Questa scelta non risolve il problema. Al contrario, conferma tre criticità evidenti.
La prima è che una carenza strutturale di personale viene affrontata ancora una volta rincorrendo l’emergenza con contratti precari. La seconda è che le assunzioni a tempo determinato vengono programmate in ritardo rispetto alle esigenze del periodo estivo. La terza è che vengono ignorati profili professionali fondamentali per la tenuta del sistema, come le Operatrici e gli Operatori Socio Sanitari.
Per la FP CGIL Emilia-Romagna, la sanità pubblica non può reggersi su straordinari, prestazioni aggiuntive, spostamenti continui di personale e soluzioni tampone. Servono assunzioni stabili, valorizzazione professionale e condizioni di lavoro dignitose.

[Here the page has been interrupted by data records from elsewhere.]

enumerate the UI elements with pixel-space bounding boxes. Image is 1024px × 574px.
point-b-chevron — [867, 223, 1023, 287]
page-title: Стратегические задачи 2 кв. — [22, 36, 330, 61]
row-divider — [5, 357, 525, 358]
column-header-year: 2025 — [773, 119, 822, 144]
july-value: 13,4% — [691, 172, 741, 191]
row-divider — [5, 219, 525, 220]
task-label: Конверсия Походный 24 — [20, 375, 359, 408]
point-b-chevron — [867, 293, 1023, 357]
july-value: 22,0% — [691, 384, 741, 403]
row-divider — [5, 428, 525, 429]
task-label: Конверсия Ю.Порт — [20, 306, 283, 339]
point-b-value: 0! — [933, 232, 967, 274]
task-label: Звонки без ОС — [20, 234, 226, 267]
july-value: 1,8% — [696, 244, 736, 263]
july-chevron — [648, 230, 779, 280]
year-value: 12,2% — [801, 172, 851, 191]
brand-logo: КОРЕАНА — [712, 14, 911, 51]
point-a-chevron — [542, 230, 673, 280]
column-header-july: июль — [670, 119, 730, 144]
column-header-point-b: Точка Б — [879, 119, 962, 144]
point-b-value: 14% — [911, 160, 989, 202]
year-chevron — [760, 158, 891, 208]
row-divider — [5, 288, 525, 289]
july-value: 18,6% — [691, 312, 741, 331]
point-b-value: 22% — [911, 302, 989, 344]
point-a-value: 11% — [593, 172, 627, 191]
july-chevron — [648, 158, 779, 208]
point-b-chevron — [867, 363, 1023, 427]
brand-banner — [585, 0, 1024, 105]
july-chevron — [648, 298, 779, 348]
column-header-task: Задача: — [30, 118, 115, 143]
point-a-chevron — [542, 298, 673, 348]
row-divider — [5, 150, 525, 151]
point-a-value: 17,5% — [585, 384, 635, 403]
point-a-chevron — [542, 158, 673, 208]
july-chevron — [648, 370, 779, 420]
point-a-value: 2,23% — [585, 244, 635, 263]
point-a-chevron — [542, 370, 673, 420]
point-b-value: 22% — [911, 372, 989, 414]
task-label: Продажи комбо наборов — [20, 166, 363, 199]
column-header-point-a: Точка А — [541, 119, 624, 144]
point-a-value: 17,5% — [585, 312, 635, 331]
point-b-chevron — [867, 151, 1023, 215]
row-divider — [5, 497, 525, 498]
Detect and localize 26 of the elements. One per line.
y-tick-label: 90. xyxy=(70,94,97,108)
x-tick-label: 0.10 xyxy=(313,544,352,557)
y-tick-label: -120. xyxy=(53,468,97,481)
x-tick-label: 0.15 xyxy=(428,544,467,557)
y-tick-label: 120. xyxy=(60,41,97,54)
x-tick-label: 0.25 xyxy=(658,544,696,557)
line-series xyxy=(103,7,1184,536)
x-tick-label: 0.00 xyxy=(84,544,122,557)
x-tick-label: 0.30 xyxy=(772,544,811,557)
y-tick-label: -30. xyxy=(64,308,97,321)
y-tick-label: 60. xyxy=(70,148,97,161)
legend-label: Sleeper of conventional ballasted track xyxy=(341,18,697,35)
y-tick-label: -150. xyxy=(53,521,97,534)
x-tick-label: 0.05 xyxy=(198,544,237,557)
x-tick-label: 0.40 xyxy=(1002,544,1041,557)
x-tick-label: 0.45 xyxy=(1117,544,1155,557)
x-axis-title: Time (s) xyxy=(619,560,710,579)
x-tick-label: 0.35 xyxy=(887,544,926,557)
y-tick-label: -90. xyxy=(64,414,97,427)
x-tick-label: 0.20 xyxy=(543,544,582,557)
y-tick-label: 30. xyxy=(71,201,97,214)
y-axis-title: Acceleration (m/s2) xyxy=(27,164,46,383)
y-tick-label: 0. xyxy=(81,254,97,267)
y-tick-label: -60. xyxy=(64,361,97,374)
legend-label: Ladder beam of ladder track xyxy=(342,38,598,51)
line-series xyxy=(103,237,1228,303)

FP CGIL Emilia-Romagna: ritirare subito il blocco del turnover
Martedì 19 maggio è previsto il tavolo sindacale nel quale l’Azienda dovrà illustrare il Piano Estate e fornire risposte sul blocco del turnover previsto dal Piano triennale di fabbisogno del personale.
Come FP CGIL Emilia-Romagna, attraverso le RSU, porteremo al tavolo una posizione chiara: l’Azienda deve ritirare il blocco del turnover.
Le lavoratrici e i lavoratori della sanità continuano a garantire con grande professionalità la tenuta dei servizi, ma non si può pensare che il sistema regga all’infinito scaricando le difficoltà organizzative sul personale. Il problema della carenza di organici è strutturale e richiede risposte strutturali.
Se l’Azienda confermerà questa direzione, valuteremo tutte le iniziative necessarie a tutela del personale, dei servizi e del diritto alla salute delle cittadine e dei cittadini.